12. Ulubione miejsce do szukania inspiracji? I dlaczego?
Każde. Widzimy dużo muzyki, teatru, sztuki. Oglądamy stare nagrania wielkich artystów. Rozmawiamy cały czas i szukamy inspiracji między sobą.
13. Opisz jaka by była wasza reakcja gdyby Spice Girls wybrały się w trasę z okazji 20 lecia?
Pokazałybyśmy się w pełnych kostiumach, a potem umarły.
14. Co robicie kiedy nie jesteście Wannabe?
Paradoksalnie, razem pracujemy nad innymi projektami. Ostatnio Sporty, Posh i ja napisałyśmy musical dla nastolatków zatytułowany Summerland, który jest dużym hitem na Toronto Fringe Festival. Baby Spice zaprojektowała kostiumy, a Scary była jedną z gwiazd. Wszystkie pracujemy w "biznesie" jako kompozytorki, piosenkarki, tancerki, makijażystki artystyczne, planujemy wydarzenia i uczymy. To są realia bycia pracującym artystą w Kanadzie.
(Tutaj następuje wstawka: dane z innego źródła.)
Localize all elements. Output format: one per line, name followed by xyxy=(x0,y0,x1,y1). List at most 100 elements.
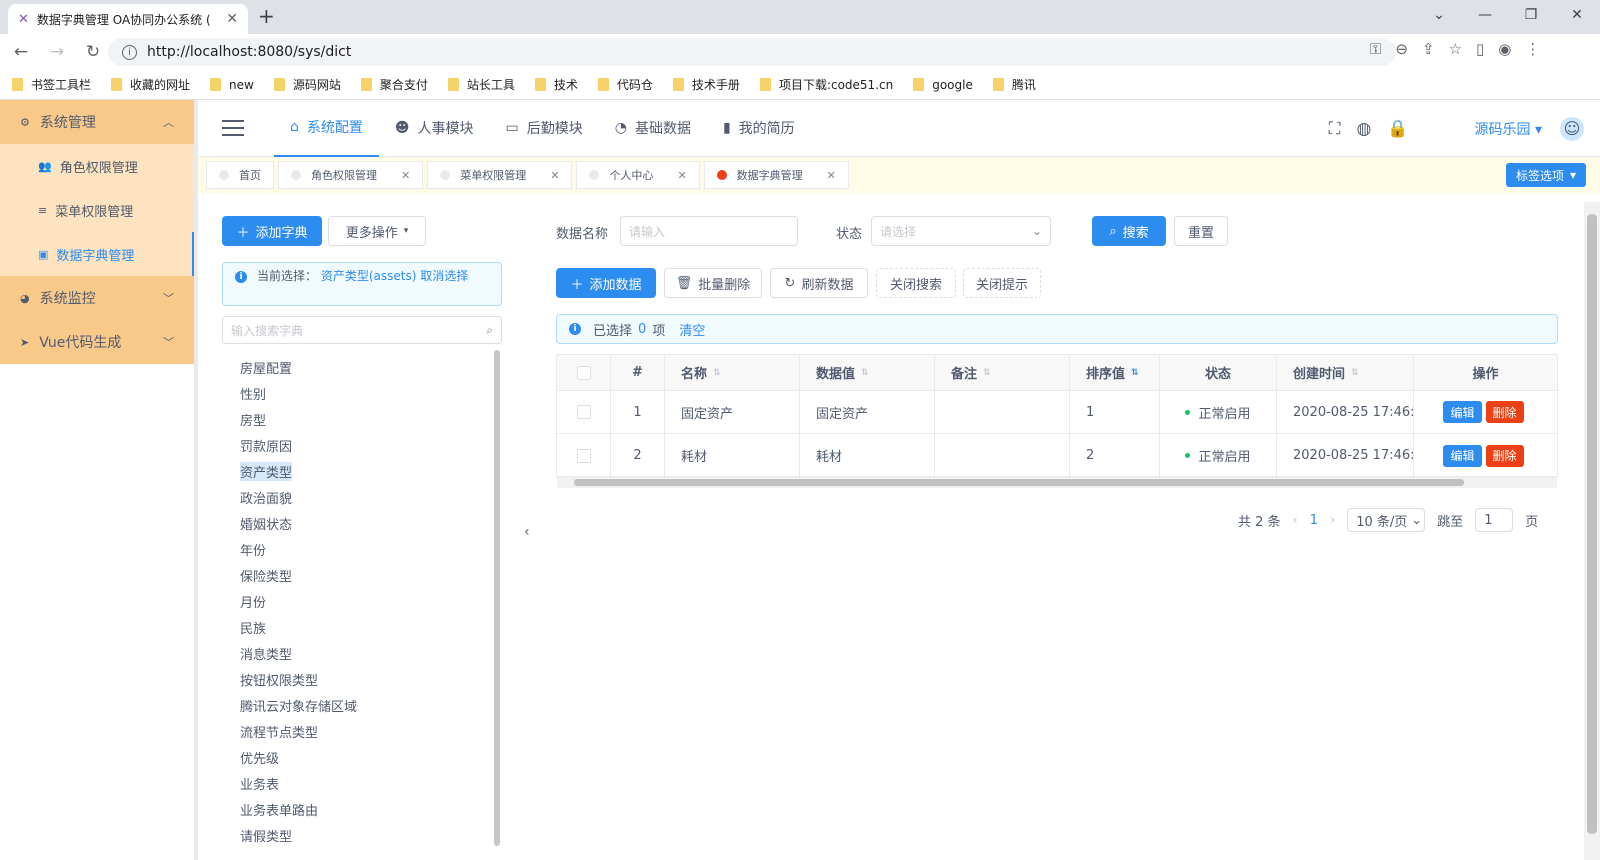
bookmark-item[interactable]: 书签工具栏 xyxy=(12,76,91,93)
dict-item[interactable]: 罚款原因 xyxy=(240,432,490,458)
url-field[interactable]: i http://localhost:8080/sys/dict xyxy=(108,38,1396,66)
edit-button[interactable]: 编辑 xyxy=(1443,401,1482,423)
dict-item[interactable]: 婚姻状态 xyxy=(240,510,490,536)
col-created[interactable]: 创建时间 ⇅ xyxy=(1277,355,1414,390)
globe-icon[interactable]: ◍ xyxy=(1357,119,1372,139)
bookmark-item[interactable]: 聚合支付 xyxy=(360,76,428,93)
dict-item[interactable]: 房型 xyxy=(240,406,490,432)
close-search-button[interactable]: 关闭搜索 xyxy=(876,268,956,298)
user-menu[interactable]: 源码乐园 ▾ xyxy=(1475,119,1542,139)
dict-item[interactable]: 业务表单路由 xyxy=(240,796,490,822)
refresh-button[interactable]: ↻ 刷新数据 xyxy=(770,268,868,298)
collapse-left-icon[interactable]: ‹ xyxy=(524,524,530,540)
forward-icon[interactable]: → xyxy=(42,42,72,62)
avatar[interactable]: ☺ xyxy=(1558,114,1586,143)
clear-selection-link[interactable]: 清空 xyxy=(679,320,705,339)
dict-item[interactable]: 按钮权限类型 xyxy=(240,666,490,692)
bookmark-item[interactable]: 技术 xyxy=(534,76,578,93)
profile-icon[interactable]: ◉ xyxy=(1498,40,1511,58)
sidebar-item-menus[interactable]: ≡ 菜单权限管理 xyxy=(0,188,194,232)
close-icon[interactable]: ✕ xyxy=(550,169,559,182)
col-name[interactable]: 名称 ⇅ xyxy=(665,355,800,390)
prev-page-icon[interactable]: ‹ xyxy=(1293,513,1298,528)
delete-button[interactable]: 删除 xyxy=(1485,444,1524,467)
dict-item[interactable]: 请假类型 xyxy=(240,822,490,848)
row-checkbox[interactable] xyxy=(576,405,591,419)
next-page-icon[interactable]: › xyxy=(1330,513,1335,528)
row-checkbox[interactable] xyxy=(576,448,591,463)
batch-delete-button[interactable]: 🗑 批量删除 xyxy=(664,268,762,298)
page-vscroll-thumb[interactable] xyxy=(1587,214,1597,834)
tab-hr[interactable]: ☻ 人事模块 xyxy=(379,100,490,157)
close-icon[interactable]: ✕ xyxy=(677,169,686,182)
page-size-select[interactable]: 10 条/页 ⌄ xyxy=(1347,508,1426,532)
dict-item[interactable]: 保险类型 xyxy=(240,562,490,588)
page-tab-menus[interactable]: 菜单权限管理 ✕ xyxy=(427,161,573,189)
page-tab-home[interactable]: 首页 xyxy=(206,161,274,189)
status-select[interactable]: 请选择 ⌄ xyxy=(871,216,1051,246)
page-tab-dict[interactable]: 数据字典管理 ✕ xyxy=(703,161,849,189)
share-icon[interactable]: ⇪ xyxy=(1422,40,1435,58)
bookmark-item[interactable]: 源码网站 xyxy=(273,76,341,93)
browser-tab[interactable]: ✕ 数据字典管理 OA协同办公系统 ( ✕ xyxy=(8,4,248,34)
col-value[interactable]: 数据值 ⇅ xyxy=(800,355,935,390)
add-data-button[interactable]: ＋ 添加数据 xyxy=(556,268,656,298)
dict-item[interactable]: 性别 xyxy=(240,380,490,406)
star-icon[interactable]: ☆ xyxy=(1449,40,1462,58)
key-icon[interactable]: ⚿ xyxy=(1370,40,1381,58)
dict-item[interactable]: 资产类型 xyxy=(240,458,490,484)
jump-input[interactable]: 1 xyxy=(1475,508,1514,532)
cancel-selection-link[interactable]: 取消选择 xyxy=(420,269,468,283)
restore-icon[interactable]: ❐ xyxy=(1508,0,1554,30)
lock-icon[interactable]: 🔒 xyxy=(1387,119,1408,139)
page-number[interactable]: 1 xyxy=(1310,513,1318,528)
dict-item[interactable]: 政治面貌 xyxy=(240,484,490,510)
hamburger-icon[interactable] xyxy=(222,120,244,136)
more-ops-button[interactable]: 更多操作 ▾ xyxy=(328,216,426,246)
dict-item[interactable]: 业务表 xyxy=(240,770,490,796)
add-dict-button[interactable]: ＋ 添加字典 xyxy=(222,216,322,246)
sidepanel-icon[interactable]: ▯ xyxy=(1476,40,1484,58)
bookmark-item[interactable]: 站长工具 xyxy=(447,76,515,93)
select-all-checkbox[interactable] xyxy=(576,365,591,380)
dict-item[interactable]: 年份 xyxy=(240,536,490,562)
bookmark-item[interactable]: 技术手册 xyxy=(672,76,740,93)
bookmark-item[interactable]: 代码仓 xyxy=(597,76,653,93)
tab-base-data[interactable]: ◔ 基础数据 xyxy=(599,100,707,157)
table-hscroll-thumb[interactable] xyxy=(574,479,1464,486)
page-tab-profile[interactable]: 个人中心 ✕ xyxy=(576,161,700,189)
bookmark-item[interactable]: new xyxy=(210,78,254,92)
dict-scrollbar[interactable] xyxy=(494,350,500,846)
dict-search-input[interactable]: 输入搜索字典 ⌕ xyxy=(222,316,502,344)
reset-button[interactable]: 重置 xyxy=(1174,216,1228,246)
bookmark-item[interactable]: 收藏的网址 xyxy=(111,76,190,93)
name-filter-input[interactable]: 请输入 xyxy=(620,216,798,246)
col-sort[interactable]: 排序值 ⇅ xyxy=(1070,355,1160,390)
close-window-icon[interactable]: ✕ xyxy=(1554,0,1600,30)
tab-resume[interactable]: ▮ 我的简历 xyxy=(707,100,811,157)
sidebar-group-system[interactable]: ⚙ 系统管理 ︿ xyxy=(0,100,194,144)
zoom-icon[interactable]: ⊖ xyxy=(1395,40,1408,58)
sidebar-group-monitor[interactable]: ◕ 系统监控 ﹀ xyxy=(0,276,194,320)
sidebar-group-vue[interactable]: ➤ Vue代码生成 ﹀ xyxy=(0,320,194,364)
dict-item[interactable]: 月份 xyxy=(240,588,490,614)
dict-item[interactable]: 消息类型 xyxy=(240,640,490,666)
kebab-menu-icon[interactable]: ⋮ xyxy=(1525,40,1540,58)
edit-button[interactable]: 编辑 xyxy=(1443,444,1482,467)
dict-item[interactable]: 房屋配置 xyxy=(240,354,490,380)
close-tab-icon[interactable]: ✕ xyxy=(226,11,238,27)
dict-item[interactable]: 优先级 xyxy=(240,744,490,770)
new-tab-icon[interactable]: + xyxy=(258,4,275,28)
page-tab-roles[interactable]: 角色权限管理 ✕ xyxy=(278,161,424,189)
search-button[interactable]: ⌕ 搜索 xyxy=(1092,216,1166,246)
dict-item[interactable]: 民族 xyxy=(240,614,490,640)
tag-options-button[interactable]: 标签选项 ▾ xyxy=(1505,163,1586,187)
tab-search-icon[interactable]: ⌄ xyxy=(1416,0,1462,30)
bookmark-item[interactable]: 腾讯 xyxy=(992,76,1036,93)
reload-icon[interactable]: ↻ xyxy=(78,42,108,62)
sidebar-item-roles[interactable]: 👥 角色权限管理 xyxy=(0,144,194,188)
dict-item[interactable]: 流程节点类型 xyxy=(240,718,490,744)
tab-logistics[interactable]: ▭ 后勤模块 xyxy=(490,100,599,157)
dict-item[interactable]: 腾讯云对象存储区域 xyxy=(240,692,490,718)
close-tip-button[interactable]: 关闭提示 xyxy=(963,268,1041,298)
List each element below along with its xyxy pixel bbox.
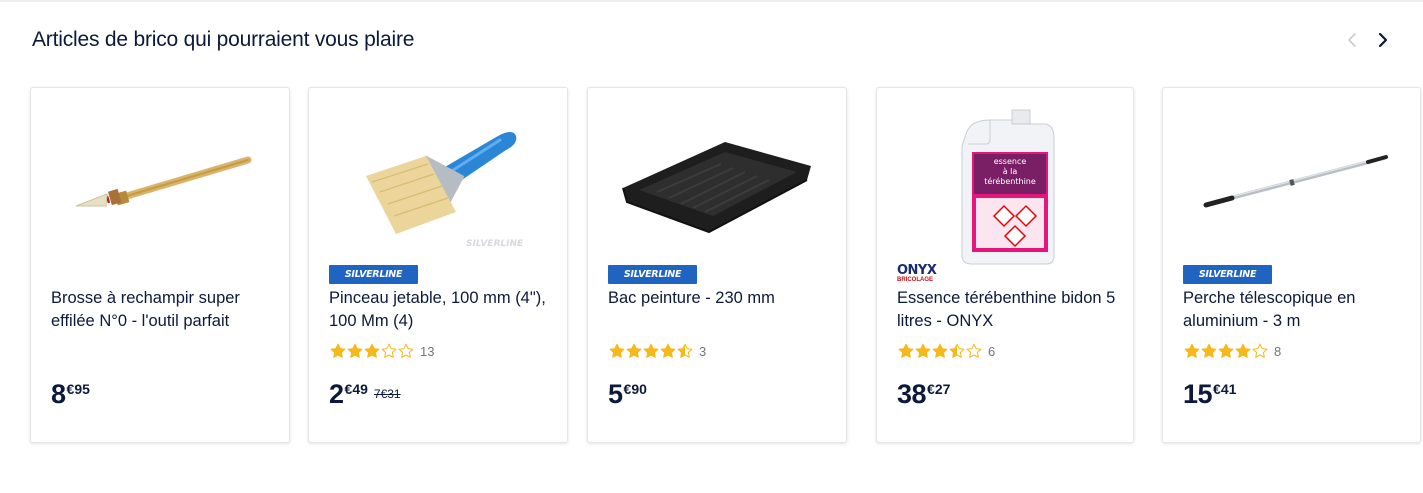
price-integer: 8	[51, 379, 66, 409]
star-empty-icon	[1252, 343, 1268, 358]
rating-stars	[898, 343, 982, 359]
svg-text:à la: à la	[1003, 167, 1018, 176]
star-full-icon	[898, 343, 914, 358]
rating-count: 3	[699, 343, 707, 359]
product-title[interactable]: Perche télescopique en aluminium - 3 m	[1183, 287, 1406, 333]
product-title[interactable]: Bac peinture - 230 mm	[608, 287, 832, 310]
carousel-next-button[interactable]	[1371, 28, 1395, 52]
star-full-icon	[915, 343, 931, 358]
price-decimal: €27	[927, 381, 951, 397]
rating: 8	[1184, 343, 1281, 359]
star-full-icon	[626, 343, 642, 358]
star-full-icon	[330, 343, 346, 358]
product-card[interactable]: SILVERLINE Bac peinture - 230 mm 3 5 €90	[587, 87, 847, 443]
star-empty-icon	[381, 343, 397, 358]
rating: 3	[609, 343, 706, 359]
star-half-icon	[677, 343, 693, 358]
star-full-icon	[1218, 343, 1234, 358]
brand-logo: SILVERLINE	[1183, 264, 1272, 284]
rating-count: 6	[988, 343, 996, 359]
product-card[interactable]: SILVERLINE SILVERLINE Pinceau jetable, 1…	[308, 87, 568, 443]
product-image: SILVERLINE	[329, 106, 547, 266]
svg-text:SILVERLINE: SILVERLINE	[466, 239, 524, 249]
price-integer: 38	[897, 379, 927, 409]
brand-logo: ONYX BRICOLAGE	[897, 263, 937, 283]
brand-logo: SILVERLINE	[329, 264, 418, 284]
star-full-icon	[1201, 343, 1217, 358]
brand-logo: SILVERLINE	[608, 264, 697, 284]
product-price: 8 €95	[51, 378, 90, 410]
rating: 6	[898, 343, 995, 359]
carousel-prev-button[interactable]	[1340, 28, 1364, 52]
section-title: Articles de brico qui pourraient vous pl…	[32, 28, 415, 51]
star-full-icon	[364, 343, 380, 358]
star-full-icon	[660, 343, 676, 358]
chevron-left-icon	[1348, 33, 1356, 47]
star-full-icon	[609, 343, 625, 358]
product-price: 2 €49 7€31	[329, 378, 401, 410]
product-price: 15 €41	[1183, 378, 1236, 410]
product-title[interactable]: Essence térébenthine bidon 5 litres - ON…	[897, 287, 1119, 333]
price-integer: 2	[329, 379, 344, 409]
price-integer: 5	[608, 379, 623, 409]
product-image	[1183, 106, 1400, 266]
price-old: 7€31	[373, 387, 401, 401]
product-title[interactable]: Pinceau jetable, 100 mm (4"), 100 Mm (4)	[329, 287, 553, 333]
product-card[interactable]: SILVERLINE Perche télescopique en alumin…	[1162, 87, 1421, 443]
product-image	[51, 106, 269, 266]
star-empty-icon	[966, 343, 982, 358]
product-price: 5 €90	[608, 378, 647, 410]
price-decimal: €41	[1213, 381, 1237, 397]
product-title[interactable]: Brosse à rechampir super effilée N°0 - l…	[51, 287, 275, 333]
product-image: essence à la térébenthine	[897, 106, 1113, 266]
rating-count: 13	[420, 343, 435, 359]
rating-stars	[609, 343, 693, 359]
svg-text:térébenthine: térébenthine	[984, 176, 1036, 186]
star-full-icon	[347, 343, 363, 358]
rating: 13	[330, 343, 434, 359]
top-divider	[0, 0, 1423, 2]
product-card[interactable]: essence à la térébenthine ONYX BRICOLAGE…	[876, 87, 1134, 443]
star-half-icon	[949, 343, 965, 358]
star-full-icon	[932, 343, 948, 358]
price-integer: 15	[1183, 379, 1213, 409]
product-image	[608, 106, 826, 266]
star-full-icon	[1235, 343, 1251, 358]
star-full-icon	[1184, 343, 1200, 358]
star-empty-icon	[398, 343, 414, 358]
product-price: 38 €27	[897, 378, 950, 410]
rating-stars	[330, 343, 414, 359]
star-full-icon	[643, 343, 659, 358]
price-decimal: €90	[623, 381, 647, 397]
chevron-right-icon	[1378, 32, 1388, 48]
svg-text:essence: essence	[994, 157, 1027, 166]
price-decimal: €49	[344, 381, 368, 397]
rating-stars	[1184, 343, 1268, 359]
rating-count: 8	[1274, 343, 1282, 359]
price-decimal: €95	[66, 381, 90, 397]
product-card[interactable]: Brosse à rechampir super effilée N°0 - l…	[30, 87, 290, 443]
15. Czy jest coś co byście zmieniły w tym wszystkim co się dzieje?
Nic a nic.
16. Jaką radę dałybyście początkującym artystą?
Znajdź niszę i zapełnij ją. Jeśli uważasz, że czegoś powinno być więcej bądź tą osobą, która tą lukę zapełni. Kiedy znajdziesz ludzi, którzy będę lubić twoją pracę, zatrzymaj ich przy sobie. Bądź cierpliwy. Uwierz w postęp. Bądź otwarty na możliwości, których nie możesz przewidzieć. Popracuj trochę za darmo, a potem już nigdy. Doceniaj siebie i swoją twórczość. Bądź profesjonalny, ZAWSZE. Jeżeli chcesz tego, nie poddawaj się. Kiedy nie ma pracy, stwórz swoją własną.